Amours parallèles
Combien de mois écoulés depuis leur exil ? Elle n’en avait cure et profitait de chaque instant passé à deux, sachant pertinemment que cette pause dans leur existence ne durerait pas.
Sa convalescence s’était mue en une douce routine, intime et délicieuse, mais elle ressentait une peur indicible, honteuse : celle de perdre leur complicité fragile lorsqu’elle marcherait à nouveau, lorsque leurs destinées se rappelleraient à eux.
Alors, incarnation vivante du paradoxe, elle lui cacha ses progrès. Certes, le temps aidant, elle s’était accommodée de ses souffrances. Elle apprenait en permanence à connaître ce corps meurtri. En cela, il l’aidait au mieux, par la magie et des exercices, l’obligeant à se défaire de son handicape, à se reconstruire.
Ce matin, le moment était venu d’affronter ses peurs, après avoir attendu si longtemps de se sentir prête à quitter leur cocon. Déterminée, le vent magique la souleva, légère comme une plume, pour l’aider à chacun de ses pas.
Allongé non loin, tout juste sentirait-il une brise fraîche lui caresser les joues. À son réveil, il ne trouverait qu’un lit vide, les draps défaits.

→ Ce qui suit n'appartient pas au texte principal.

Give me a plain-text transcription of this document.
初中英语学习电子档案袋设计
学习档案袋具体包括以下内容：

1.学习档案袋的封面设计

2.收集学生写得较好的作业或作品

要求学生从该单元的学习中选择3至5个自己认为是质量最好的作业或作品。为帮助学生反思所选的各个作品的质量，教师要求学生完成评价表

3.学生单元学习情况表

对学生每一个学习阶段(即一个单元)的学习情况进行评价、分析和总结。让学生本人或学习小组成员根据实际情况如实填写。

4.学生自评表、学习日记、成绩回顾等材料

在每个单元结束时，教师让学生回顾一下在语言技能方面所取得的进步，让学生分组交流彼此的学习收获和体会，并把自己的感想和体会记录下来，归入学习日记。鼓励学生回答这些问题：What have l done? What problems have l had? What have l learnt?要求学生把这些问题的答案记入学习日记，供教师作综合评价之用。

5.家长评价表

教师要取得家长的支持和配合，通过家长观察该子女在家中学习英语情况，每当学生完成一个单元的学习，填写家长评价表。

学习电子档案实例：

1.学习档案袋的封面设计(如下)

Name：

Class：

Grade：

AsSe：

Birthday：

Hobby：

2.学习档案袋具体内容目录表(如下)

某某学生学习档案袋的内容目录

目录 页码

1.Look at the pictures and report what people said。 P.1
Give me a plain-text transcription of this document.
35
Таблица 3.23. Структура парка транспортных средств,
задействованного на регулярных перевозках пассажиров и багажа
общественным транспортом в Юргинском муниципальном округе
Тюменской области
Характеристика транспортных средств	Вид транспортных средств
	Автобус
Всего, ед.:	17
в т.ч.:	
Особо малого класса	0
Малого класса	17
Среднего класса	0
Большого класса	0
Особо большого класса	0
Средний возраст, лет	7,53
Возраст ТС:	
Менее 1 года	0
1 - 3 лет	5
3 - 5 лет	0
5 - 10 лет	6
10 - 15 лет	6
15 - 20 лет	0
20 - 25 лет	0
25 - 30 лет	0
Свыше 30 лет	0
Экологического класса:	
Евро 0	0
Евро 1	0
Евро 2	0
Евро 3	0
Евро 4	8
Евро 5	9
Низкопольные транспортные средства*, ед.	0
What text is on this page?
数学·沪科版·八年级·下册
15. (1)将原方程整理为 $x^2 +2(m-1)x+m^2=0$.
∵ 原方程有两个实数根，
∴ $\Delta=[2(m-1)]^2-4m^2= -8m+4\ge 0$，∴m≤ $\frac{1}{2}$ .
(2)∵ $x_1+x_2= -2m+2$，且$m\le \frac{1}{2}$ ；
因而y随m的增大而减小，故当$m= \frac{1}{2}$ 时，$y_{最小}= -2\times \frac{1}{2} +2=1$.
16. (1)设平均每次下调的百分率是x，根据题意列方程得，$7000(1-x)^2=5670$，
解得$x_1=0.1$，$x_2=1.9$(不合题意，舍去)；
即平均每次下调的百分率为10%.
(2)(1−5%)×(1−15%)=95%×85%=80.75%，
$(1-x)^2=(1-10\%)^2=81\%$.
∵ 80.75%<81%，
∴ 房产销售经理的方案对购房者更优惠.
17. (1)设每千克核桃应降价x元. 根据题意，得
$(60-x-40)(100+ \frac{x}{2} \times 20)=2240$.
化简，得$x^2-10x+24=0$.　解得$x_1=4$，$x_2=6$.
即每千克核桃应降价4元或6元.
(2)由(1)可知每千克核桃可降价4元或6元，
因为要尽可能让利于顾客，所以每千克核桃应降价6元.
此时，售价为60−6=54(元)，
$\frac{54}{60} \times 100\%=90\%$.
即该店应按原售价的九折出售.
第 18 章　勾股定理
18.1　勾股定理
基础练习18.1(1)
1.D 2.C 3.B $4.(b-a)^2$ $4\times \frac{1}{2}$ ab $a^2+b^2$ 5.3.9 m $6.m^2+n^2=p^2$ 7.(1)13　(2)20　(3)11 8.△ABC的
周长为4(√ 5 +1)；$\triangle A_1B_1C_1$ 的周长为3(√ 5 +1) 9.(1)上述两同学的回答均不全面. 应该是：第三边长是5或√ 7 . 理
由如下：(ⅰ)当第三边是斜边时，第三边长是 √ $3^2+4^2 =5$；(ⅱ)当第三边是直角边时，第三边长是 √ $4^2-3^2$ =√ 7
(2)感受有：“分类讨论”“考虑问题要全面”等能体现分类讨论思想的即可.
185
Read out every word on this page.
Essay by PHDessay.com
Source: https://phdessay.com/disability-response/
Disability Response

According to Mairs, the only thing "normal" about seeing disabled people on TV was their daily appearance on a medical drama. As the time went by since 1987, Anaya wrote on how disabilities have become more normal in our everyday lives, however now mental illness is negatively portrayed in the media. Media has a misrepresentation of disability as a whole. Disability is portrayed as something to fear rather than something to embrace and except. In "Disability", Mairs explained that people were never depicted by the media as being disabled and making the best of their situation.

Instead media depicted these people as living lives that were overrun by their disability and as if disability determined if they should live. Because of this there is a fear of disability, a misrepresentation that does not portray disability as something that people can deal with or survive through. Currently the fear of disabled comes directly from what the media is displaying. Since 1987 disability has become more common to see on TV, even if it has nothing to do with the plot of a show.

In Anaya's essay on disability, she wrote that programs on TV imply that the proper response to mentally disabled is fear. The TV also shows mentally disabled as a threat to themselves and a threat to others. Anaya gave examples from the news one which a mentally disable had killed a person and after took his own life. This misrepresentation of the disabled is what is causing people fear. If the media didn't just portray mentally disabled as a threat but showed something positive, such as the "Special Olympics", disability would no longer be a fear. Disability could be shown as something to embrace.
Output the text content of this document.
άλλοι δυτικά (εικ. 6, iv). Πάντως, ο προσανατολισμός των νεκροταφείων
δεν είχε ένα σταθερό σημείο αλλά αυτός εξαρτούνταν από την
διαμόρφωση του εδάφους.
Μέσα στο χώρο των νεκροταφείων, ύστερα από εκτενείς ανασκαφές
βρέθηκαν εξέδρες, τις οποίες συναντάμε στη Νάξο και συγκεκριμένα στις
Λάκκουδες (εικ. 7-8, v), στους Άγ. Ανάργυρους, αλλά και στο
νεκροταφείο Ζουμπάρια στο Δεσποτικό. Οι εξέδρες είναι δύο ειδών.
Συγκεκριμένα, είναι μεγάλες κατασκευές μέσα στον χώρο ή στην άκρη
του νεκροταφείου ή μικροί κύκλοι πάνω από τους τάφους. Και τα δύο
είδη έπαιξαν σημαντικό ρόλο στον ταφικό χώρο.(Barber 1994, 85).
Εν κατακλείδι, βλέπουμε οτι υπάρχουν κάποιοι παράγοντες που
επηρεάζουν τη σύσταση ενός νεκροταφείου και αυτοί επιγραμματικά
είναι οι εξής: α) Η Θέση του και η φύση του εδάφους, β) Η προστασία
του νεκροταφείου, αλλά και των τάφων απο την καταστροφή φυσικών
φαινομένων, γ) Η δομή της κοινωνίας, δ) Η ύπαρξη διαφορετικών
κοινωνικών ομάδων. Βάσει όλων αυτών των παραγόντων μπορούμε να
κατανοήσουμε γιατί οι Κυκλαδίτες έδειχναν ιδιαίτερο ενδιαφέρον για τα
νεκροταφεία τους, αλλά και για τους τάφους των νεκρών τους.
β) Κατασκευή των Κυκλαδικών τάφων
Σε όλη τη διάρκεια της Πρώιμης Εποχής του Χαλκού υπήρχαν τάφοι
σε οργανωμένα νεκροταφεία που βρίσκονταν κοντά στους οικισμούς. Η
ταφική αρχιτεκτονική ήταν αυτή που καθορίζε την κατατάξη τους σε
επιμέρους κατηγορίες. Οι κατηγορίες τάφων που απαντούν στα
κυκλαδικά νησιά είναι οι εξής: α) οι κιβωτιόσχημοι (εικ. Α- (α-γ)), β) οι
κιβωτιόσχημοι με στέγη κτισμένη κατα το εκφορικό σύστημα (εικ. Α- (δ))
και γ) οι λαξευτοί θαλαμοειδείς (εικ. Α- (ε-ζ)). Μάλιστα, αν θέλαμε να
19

Dans la pièce suivante, des linges mouillés jetés sur une chaise près du bassinet, puis ça et là de l’eau sur le sol qui n’avait encore séché. De la plus grosse flaque, un chemin de fines gouttelettes le conduirait à la porte principale.
Portées par le vent, quelques bribes de voix le mèneraient jusqu’à cette plaine dégagée, décorée de colchiques blanc glacier. Les pieds dans l’herbe, une silhouette maladroite danserait en chantant comme si sa vie en dépendait, libérée de toutes craintes et contraintes.
Lorsqu’elle sentit sa présence, l’azur de ses yeux rencontra l’améthyste des siens. Entourée de sa longue chevelure brune décorée de pétales d’anémones, le rythme de ses pas se fit plus lents, sans qu’elle ne cesse de glisser sur la brise, comme une feuille d’automne malmenée par les éléments sitôt tombée de l’arbre. À la fois fragile et gracieuse, libre mais captive.
I never saw you like this before
Elle aurait aimé prendre sa main, le faire valser avec elle, lui transmettre cette énergie salvatrice qui lui avait permise de se relever. Qu’ils tournoient ensemble, liés pour l’éternité dans cette bulle de bonheur qu’ils s’étaient créés. Le serrer dans ses bras pour ne pas avoir à le quitter. Leur attachement mutuel scellé dans une première danse.
Those eyes so weary, But that smile so steady
Lorsqu’elle s’arrêterait, cette bulle de verre hermétique éclaterait. D’infimes morceaux leur picoteraient les pieds comme pour leur rappeler que désormais, la réalité les avait rattrapés, prête à les blesser. Les séparer.
The words so heavy, they sound so dreary
Leurs routes parallèles ne pourraient se rejoindre, s’assembler, n’en former qu’une. Deux destins différents. Deux âmes que l’on ne pouvait unir, mais qui s’évertuaient à se suivre envers et contre tout, bravant les interdits sans pourtant s’accorder la liberté de s’aimer au grand jour. Se suivre… rien ne le leur interdisait. Se suivre sans jamais en attendre d’avantage. Elle s’en contenterait.
Over your gaze and your call
À bout de souffle, à bout de force, le vent tiède la déposa sur le sol avec toute la délicatesse du monde. Elle s’y allongea, étreignant les brins d’herbe fraîche. Puis son regard vint se noyer dans celui de l’être aimé, l’invitant à s’approcher, s’installer, juste à côté.
I stumble and fall
Deux lignes qui jamais ne se toucheraient.